Australia has not yet settled on an optimal population for our land mass and resources.  We have been hesitant to adopt the notion of a "big" Australia. However, we can be a bigger Australia than we currently are. Our population is currently too small to sustain local manufacturing without relying heavily on exports. Our population is too small to compete with, or have any leverage over, larger and growing economies like Indonesia and China.

Currently, we spend billions on detention centres ($2B per year). We are about to spend millions on Manus and Nauru. People seeking asylum are already consumers – but we can be much smarter and spread the wealth much further.

Consistent with this construction of immigration would be an offer from a business-person to fly in asylum seekers to Australia.  In fact, Clive Palmer already has!

If this argument seems completely morally devoid, it is. And it could work.

If other nations imitated the trend to value people for their purchasing and labour power, we could see a revolutionised shift to absorb rather than shun people fleeing their homelands.
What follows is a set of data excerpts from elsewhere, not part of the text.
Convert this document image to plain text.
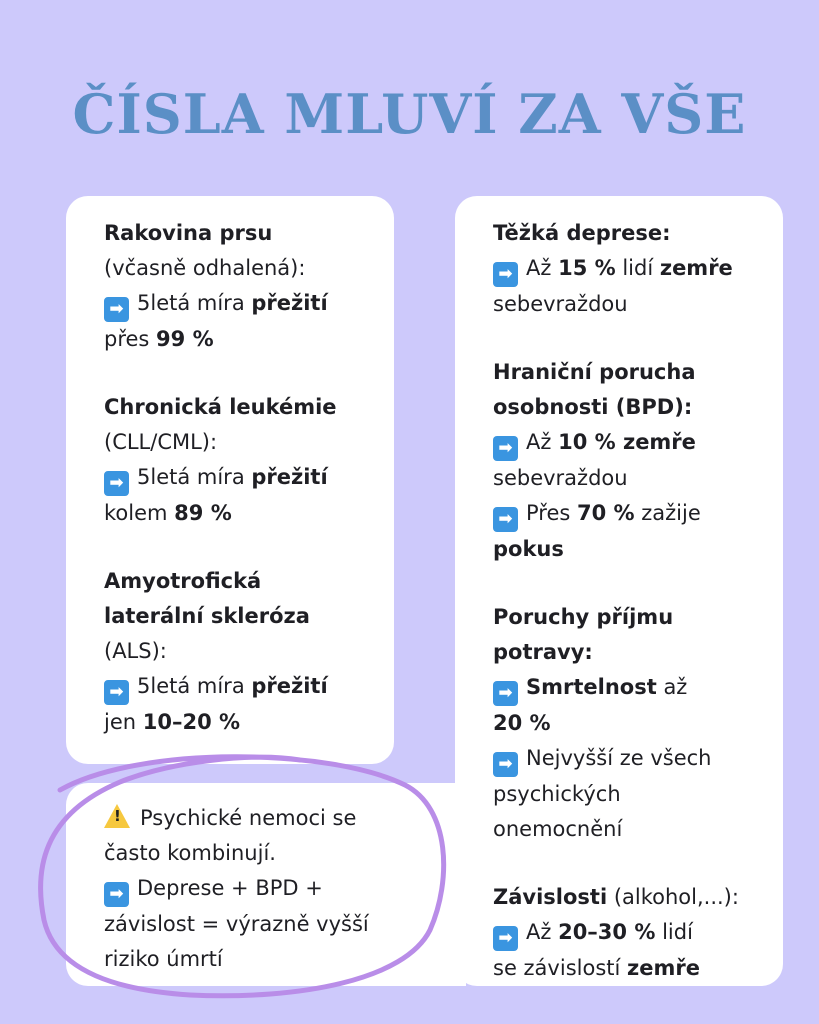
ČÍSLA MLUVÍ ZA VŠE

Rakovina prsu

(včasně odhalená):

➡ 5letá míra přežití

přes 99 %

Chronická leukémie

(CLL/CML):

➡ 5letá míra přežití

kolem 89 %

Amyotrofická

laterální skleróza

(ALS):

➡ 5letá míra přežití

jen 10–20 %

Těžká deprese:

➡ Až 15 % lidí zemře

sebevraždou

Hraniční porucha

osobnosti (BPD):

➡ Až 10 % zemře

sebevraždou

➡ Přes 70 % zažije

pokus

Poruchy příjmu

potravy:

➡ Smrtelnost až

20 %

➡ Nejvyšší ze všech

psychických

onemocnění

Závislosti (alkohol,...):

➡ Až 20–30 % lidí

se závislostí zemře

! Psychické nemoci se

často kombinují.

➡ Deprese + BPD +

závislost = výrazně vyšší

riziko úmrtí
An inventive extension would be to value people seeking asylum as sources of information and participants in a mobilised community.  If every asylum seeker was to be given a mobile device enabling them to receive and send information, report incidents, make informed choices, call authorities to account, become empowered, we could see patterns of asylum shift quite dramatically.

In our consumer-driven 21st century world, none of this is completely fanciful.  Much of this is already happening – we are just slow to catch on and reap the benefits.

Central to this argument is a revaluation of people seeking asylum to our economy. However, the first step to any reinvention of the refugee debate in the 21st century is to stop seeing asylum seekers as costly threats, but to see them as people. Morally, and economically, people are valuable.